Lazy I/O can be very useful: instead of reading in the complete contents of a large file, you can read it lazily using a function in the hGetContents family and then process it without having to read the entire contents into memory at once. But lazy I/O can surprise you if you're not expecting it.

(thanks to #haskell for pointing out the eager Data.ByteString.Char8.readFile)

Friday, April 23, 2010

The Brilliance of Maybe and the Value of Static Type Checking

I am sometimes surprised by the strokes of genius hidden inside Haskell's type system. For example: the Maybe type.

Maybe a is a parameterized type that can hold either the value Nothing, or a value Just a . Seems simple enough - it's an optional value.

But it goes deeper than that. Look at an object of type String in Java. This object's type is actually larger than String - it can either represent a string of characters or the special value null. Languages like Java, Ruby, and C# all make the mistake of allowing any type at all to hold null. This greatly diminishes the value of static typing, since any call of the form string.length() will sail happily past the compiler and then throw the dread NullPointerException at runtime if passed a null. The compiler will never see it coming, and your program could work for some time before you discover the problem.

But in Haskell, we must be explicit. By default, an object of type Integer can only hold an integral value - there is no null, and no possibility of a runtime null pointer exception. The Haskell compiler will not even produce a program if you try to pass Nothing into a non-Maybe type. A datatype cannot be instantiated with null values unless you explicitly allow it to hold them.
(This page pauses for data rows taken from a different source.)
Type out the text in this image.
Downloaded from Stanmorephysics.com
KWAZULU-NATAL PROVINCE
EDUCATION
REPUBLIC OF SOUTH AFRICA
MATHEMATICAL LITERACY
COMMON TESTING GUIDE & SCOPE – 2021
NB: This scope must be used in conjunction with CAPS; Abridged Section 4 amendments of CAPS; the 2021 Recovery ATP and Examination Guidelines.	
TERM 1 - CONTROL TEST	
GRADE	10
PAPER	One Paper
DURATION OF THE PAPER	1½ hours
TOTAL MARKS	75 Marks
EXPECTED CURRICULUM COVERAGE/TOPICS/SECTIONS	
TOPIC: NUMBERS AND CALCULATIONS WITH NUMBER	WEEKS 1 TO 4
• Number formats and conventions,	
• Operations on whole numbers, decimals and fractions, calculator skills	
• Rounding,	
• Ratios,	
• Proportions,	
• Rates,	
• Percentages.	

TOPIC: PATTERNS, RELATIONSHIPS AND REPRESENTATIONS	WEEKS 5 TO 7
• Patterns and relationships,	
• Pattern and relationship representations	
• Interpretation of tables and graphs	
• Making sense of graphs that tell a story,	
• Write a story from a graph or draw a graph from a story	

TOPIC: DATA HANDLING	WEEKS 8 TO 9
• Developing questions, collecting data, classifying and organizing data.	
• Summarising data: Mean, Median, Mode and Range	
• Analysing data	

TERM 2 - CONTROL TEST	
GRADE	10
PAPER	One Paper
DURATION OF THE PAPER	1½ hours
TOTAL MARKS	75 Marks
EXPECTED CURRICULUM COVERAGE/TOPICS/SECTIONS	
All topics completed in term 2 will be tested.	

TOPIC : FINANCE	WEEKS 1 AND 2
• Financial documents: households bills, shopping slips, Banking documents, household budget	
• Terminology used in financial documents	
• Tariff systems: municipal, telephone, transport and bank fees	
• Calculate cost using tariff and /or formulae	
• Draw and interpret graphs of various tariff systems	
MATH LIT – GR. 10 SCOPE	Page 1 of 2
This eliminates an enormous class of errors. Anyone who has maintained a large Java application instinctively shudders at the prospect of an NPE - the value could have become null at any point in the program and resolving it requires extensive tracing.

Further, in order to avoid the possibility of an NPE, you must litter your code with distracting and unnecessary conditionals like:

if( foo == null ) throw new IllegalArgumentException( ..

if( foo.bar() == null ) throw new IllegalArgumentException( ... );

before doing any real work. But what's worse is that you're turning a programming error into a runtime exception. The fact that your program compiles does not guarantee that you will have no NPE's and running it does not guarantee that you will hit every branch that might generate one.

In Haskell, it is simply impossible to write a program that is susceptible to NullPointerExceptions at runtime unless you explicitly make the type in question optional by wrapping with Maybe.